Abstract

Pre-trained encoders are general-purpose feature extractors that can be used for many downstream tasks. Recent progress in self-supervised learning can pre-train highly effective encoders using a large volume of unlabeled data, leading to the emerging encoder as a service (EaaS). A pre-trained encoder may be deemed confidential because its training often requires lots of data and computation resources as well as its public release may facilitate misuse of AI, e.g., for deepfakes generation.
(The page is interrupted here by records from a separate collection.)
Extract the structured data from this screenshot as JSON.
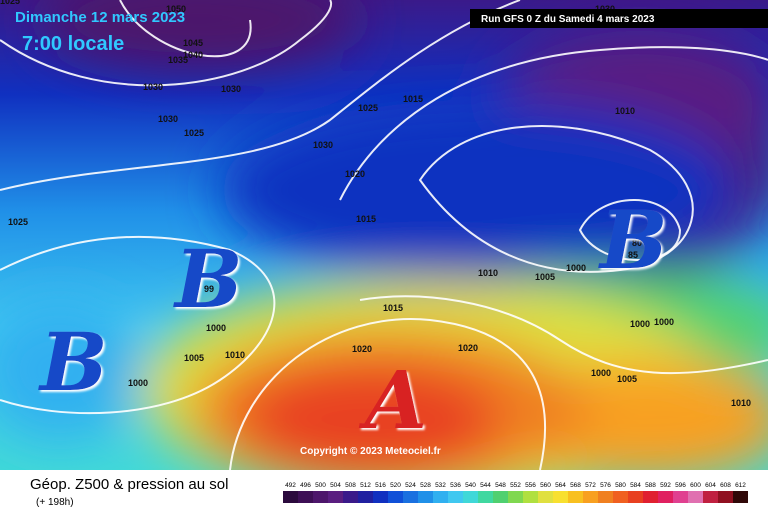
{
  "header": {
    "date": "Dimanche 12 mars 2023",
    "time": "7:00 locale",
    "run": "Run GFS 0 Z du Samedi 4 mars 2023",
    "copyright": "Copyright © 2023 Meteociel.fr"
  },
  "legend": {
    "title": "Géop. Z500 & pression au sol",
    "lead": "(+ 198h)",
    "scale": [
      492,
      496,
      500,
      504,
      508,
      512,
      516,
      520,
      524,
      528,
      532,
      536,
      540,
      544,
      548,
      552,
      556,
      560,
      564,
      568,
      572,
      576,
      580,
      584,
      588,
      592,
      596,
      600,
      604,
      608,
      612
    ],
    "colors": [
      "#2b0a3d",
      "#3d0f55",
      "#4d166b",
      "#5a1e80",
      "#3a1a8a",
      "#2020a0",
      "#1030c0",
      "#1050d8",
      "#1a70e0",
      "#2090e8",
      "#30b0f0",
      "#40c8f0",
      "#40d8d8",
      "#40d8a0",
      "#50d070",
      "#80d850",
      "#b0e040",
      "#e0e040",
      "#f8e030",
      "#f8c020",
      "#f8a020",
      "#f08020",
      "#f06020",
      "#e84020",
      "#e02030",
      "#e02060",
      "#e04090",
      "#e070b0",
      "#c02040",
      "#901020",
      "#300808"
    ]
  },
  "centers": [
    "B",
    "B",
    "B",
    "A"
  ],
  "isobars": [
    "1050",
    "1045",
    "1040",
    "1035",
    "1030",
    "1030",
    "1030",
    "1025",
    "1030",
    "1025",
    "1015",
    "1020",
    "1015",
    "1025",
    "1010",
    "1005",
    "1000",
    "1010",
    "1030",
    "99",
    "1000",
    "1005",
    "1010",
    "1000",
    "1015",
    "1020",
    "1020",
    "1000",
    "1000",
    "1000",
    "1005",
    "1010",
    "80",
    "85",
    "1025"
  ]
}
In this paper, we propose the first attack called StolenEncoder to steal pre-trained image encoders. We evaluate StolenEncoder on multiple target encoders pre-trained by ourselves and three real-world target encoders including the ImageNet encoder pre-trained by Google, CLIP encoder pre-trained by OpenAI, and Clarifai's General Embedding encoder deployed as a paid EaaS. Our results show that the encoders stolen by StolenEncoder have similar functionality with the target encoders. In particular, the downstream classifiers built upon a target encoder and a stolen encoder have similar accuracy. Moreover, stealing a target encoder using StolenEncoder requires much less data and computation resources than pre-training it from scratch. We also explore three defenses that perturb feature vectors produced by a target encoder. Our evaluation shows that these defenses are not enough to mitigate StolenEncoder.